Und ebenso gilt nach wie vor, dass Parken auf Gehwegen nicht zulässig ist. Weder aufgrund räumlicher Enge, wie z. B. in der Hauptstraße im alten Ortskern, oder wegen des Schwerlastverkehrs in der Soonwaldstraße.

Autos haben auf Gehwegen nichts zu suchen. Gehwege „gehören“ insbesondere den Fußgängern und Kindern mit Fahrrad bis 8 Jahren und einer evtl. mindestens 16-jährigen Begleitperson!

Es wäre schön, wenn das ALLE Verkehrsteilnehmer berücksichtigen.

3. Rückschnitt von in den Verkehrsraum ragenden Grünanlagen

Ebenfalls möchte ich darauf hinweisen, dass in den Verkehrsraum (Gehweg einschl. Straßenflächen) ragende Grünanlagen, wie z. B. Hecken, Sträucher, Bäume, etc. bis zu einer Höhe von 4 m zurückzuschneiden sind!

Ich bitte um Beachtung und dort, wo es erforderlich ist um einen entsprechenden Rückschnitt, andernfalls handeln Sie ordnungswidrig, weshalb wir den Fachbereich 2 (frühere Ordnungsverwaltung) der Verbandsgemeindeverwaltung Bad Sobernheim um entsprechende Weiterverfolgung bitten werden.

4. Reinigung der Straßenflächen

Abschließend möchte ich noch auf unsere geltende Satzung zur Reinigung öffentlicher Straßen hinweisen, die im Internet unter der Webadresse https://bad-sobernheim.de/files/pdf/680/sz-monzingen-02.pdf oder gerne auch während meiner Sprechstunden im Rathaus eingesehen werden kann.

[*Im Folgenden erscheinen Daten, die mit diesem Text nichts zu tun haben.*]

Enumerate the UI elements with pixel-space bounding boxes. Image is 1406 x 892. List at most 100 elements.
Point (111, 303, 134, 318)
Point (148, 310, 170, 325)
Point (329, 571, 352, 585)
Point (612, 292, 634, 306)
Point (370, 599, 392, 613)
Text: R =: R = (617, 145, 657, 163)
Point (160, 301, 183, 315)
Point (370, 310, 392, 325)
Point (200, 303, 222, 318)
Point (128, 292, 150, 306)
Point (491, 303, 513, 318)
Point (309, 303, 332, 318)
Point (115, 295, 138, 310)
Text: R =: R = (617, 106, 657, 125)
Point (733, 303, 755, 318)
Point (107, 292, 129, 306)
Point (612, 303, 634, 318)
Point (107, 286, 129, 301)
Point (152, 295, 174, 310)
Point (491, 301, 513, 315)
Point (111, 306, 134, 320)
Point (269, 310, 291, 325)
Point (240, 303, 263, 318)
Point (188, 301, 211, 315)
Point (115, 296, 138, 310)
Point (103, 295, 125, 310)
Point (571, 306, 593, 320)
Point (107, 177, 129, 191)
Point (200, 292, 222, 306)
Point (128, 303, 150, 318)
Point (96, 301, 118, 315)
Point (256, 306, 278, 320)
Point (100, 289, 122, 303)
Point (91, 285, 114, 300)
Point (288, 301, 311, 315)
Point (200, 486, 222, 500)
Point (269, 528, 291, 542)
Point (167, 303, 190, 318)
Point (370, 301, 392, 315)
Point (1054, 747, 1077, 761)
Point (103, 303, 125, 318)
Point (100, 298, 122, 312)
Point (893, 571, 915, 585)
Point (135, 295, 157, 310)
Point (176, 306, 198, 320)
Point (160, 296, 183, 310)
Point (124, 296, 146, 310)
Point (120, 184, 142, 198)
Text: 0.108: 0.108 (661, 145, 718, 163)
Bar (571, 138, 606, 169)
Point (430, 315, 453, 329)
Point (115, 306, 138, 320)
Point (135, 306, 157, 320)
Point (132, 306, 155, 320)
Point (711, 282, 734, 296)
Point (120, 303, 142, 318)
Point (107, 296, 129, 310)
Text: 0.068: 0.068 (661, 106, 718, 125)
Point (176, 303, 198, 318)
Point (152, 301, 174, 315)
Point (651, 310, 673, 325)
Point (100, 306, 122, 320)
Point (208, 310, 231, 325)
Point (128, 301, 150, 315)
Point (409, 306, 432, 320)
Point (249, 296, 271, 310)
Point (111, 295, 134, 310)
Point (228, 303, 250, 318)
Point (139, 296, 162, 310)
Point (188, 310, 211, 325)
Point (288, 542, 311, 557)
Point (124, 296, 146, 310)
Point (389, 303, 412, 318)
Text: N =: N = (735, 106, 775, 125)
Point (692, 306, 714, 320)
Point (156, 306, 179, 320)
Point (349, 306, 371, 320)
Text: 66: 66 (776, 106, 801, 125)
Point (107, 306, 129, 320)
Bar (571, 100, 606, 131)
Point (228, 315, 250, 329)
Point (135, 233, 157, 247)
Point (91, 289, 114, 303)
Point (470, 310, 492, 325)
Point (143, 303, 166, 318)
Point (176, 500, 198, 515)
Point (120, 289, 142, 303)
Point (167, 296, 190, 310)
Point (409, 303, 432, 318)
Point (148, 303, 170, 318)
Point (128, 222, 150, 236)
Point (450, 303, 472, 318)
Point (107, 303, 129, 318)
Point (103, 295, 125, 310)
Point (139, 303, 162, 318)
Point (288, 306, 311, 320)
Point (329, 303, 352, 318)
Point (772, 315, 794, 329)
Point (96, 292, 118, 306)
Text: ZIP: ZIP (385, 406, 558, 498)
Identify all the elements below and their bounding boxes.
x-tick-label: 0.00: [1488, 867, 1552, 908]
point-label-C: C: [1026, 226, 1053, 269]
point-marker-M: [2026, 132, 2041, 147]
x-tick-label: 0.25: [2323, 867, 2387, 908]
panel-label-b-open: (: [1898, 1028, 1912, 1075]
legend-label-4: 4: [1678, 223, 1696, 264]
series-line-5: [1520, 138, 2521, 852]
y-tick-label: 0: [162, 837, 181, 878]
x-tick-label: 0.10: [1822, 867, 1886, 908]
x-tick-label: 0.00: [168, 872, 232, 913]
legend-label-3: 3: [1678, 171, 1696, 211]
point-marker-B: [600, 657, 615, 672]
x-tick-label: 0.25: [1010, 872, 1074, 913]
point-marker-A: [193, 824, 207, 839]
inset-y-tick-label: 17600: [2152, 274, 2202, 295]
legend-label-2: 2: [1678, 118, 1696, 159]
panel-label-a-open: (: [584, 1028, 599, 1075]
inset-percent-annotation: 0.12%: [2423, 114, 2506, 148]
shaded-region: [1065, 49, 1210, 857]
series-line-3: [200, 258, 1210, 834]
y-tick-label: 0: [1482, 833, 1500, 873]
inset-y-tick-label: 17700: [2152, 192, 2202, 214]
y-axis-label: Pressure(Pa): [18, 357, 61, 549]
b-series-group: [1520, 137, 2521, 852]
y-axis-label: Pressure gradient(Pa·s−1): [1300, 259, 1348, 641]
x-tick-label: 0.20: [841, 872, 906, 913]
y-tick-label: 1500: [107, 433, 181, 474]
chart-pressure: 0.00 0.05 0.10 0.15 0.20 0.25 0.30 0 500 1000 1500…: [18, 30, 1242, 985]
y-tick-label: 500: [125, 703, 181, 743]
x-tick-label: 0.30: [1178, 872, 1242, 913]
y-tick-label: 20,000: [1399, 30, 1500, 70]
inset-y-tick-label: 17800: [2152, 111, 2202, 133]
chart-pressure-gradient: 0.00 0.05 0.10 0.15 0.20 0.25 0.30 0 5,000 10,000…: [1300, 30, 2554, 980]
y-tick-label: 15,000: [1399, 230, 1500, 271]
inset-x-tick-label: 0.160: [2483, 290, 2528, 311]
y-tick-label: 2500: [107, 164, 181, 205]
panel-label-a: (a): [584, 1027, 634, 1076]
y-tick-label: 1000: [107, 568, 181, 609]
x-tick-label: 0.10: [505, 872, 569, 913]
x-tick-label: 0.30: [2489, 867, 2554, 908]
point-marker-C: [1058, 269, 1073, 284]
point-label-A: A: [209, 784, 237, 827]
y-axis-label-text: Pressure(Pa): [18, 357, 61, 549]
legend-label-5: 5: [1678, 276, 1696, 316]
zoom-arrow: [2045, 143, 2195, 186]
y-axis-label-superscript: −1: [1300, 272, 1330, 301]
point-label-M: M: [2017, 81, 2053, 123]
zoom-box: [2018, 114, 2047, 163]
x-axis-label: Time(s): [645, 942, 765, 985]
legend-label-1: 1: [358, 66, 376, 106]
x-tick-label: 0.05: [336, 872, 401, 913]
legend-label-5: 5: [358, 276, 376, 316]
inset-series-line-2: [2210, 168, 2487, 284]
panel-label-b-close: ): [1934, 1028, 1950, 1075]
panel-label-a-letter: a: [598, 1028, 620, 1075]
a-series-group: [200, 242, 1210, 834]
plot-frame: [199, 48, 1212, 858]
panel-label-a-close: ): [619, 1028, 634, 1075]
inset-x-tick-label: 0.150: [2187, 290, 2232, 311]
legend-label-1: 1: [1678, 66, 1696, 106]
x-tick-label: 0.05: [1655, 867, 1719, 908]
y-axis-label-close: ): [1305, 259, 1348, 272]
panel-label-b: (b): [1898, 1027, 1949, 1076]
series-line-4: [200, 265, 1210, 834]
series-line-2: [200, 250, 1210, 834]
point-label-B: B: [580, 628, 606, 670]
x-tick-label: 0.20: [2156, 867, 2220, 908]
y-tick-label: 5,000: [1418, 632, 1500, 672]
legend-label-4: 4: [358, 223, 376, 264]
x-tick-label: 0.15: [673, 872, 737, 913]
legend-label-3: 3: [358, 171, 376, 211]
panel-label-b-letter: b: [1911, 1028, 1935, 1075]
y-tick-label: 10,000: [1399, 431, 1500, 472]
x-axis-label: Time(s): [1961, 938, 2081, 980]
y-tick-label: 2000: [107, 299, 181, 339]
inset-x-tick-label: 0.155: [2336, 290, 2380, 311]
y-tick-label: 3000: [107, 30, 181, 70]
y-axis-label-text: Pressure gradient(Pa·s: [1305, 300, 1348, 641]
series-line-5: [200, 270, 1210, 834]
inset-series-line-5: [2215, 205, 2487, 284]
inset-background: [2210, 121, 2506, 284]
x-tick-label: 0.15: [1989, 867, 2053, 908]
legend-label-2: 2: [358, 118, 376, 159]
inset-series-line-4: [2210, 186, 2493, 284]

Bitte halten Sie diese Verpflichtung ein und reinigen Sie die entsprechenden Gehwege und Straßenteile. Es handelt sich hier keinesfalls um eine antiquierte Bürgerpflicht – sie ist aktuell wie eh und je.

Für eine entsprechende Berücksichtigung/ Einhaltung schon jetzt vielen Dank! Es ermöglicht nicht nur ein schöneres Wohnen in Monzingen sondern den damit untrennbar verbundenen Wohlfühlfaktor!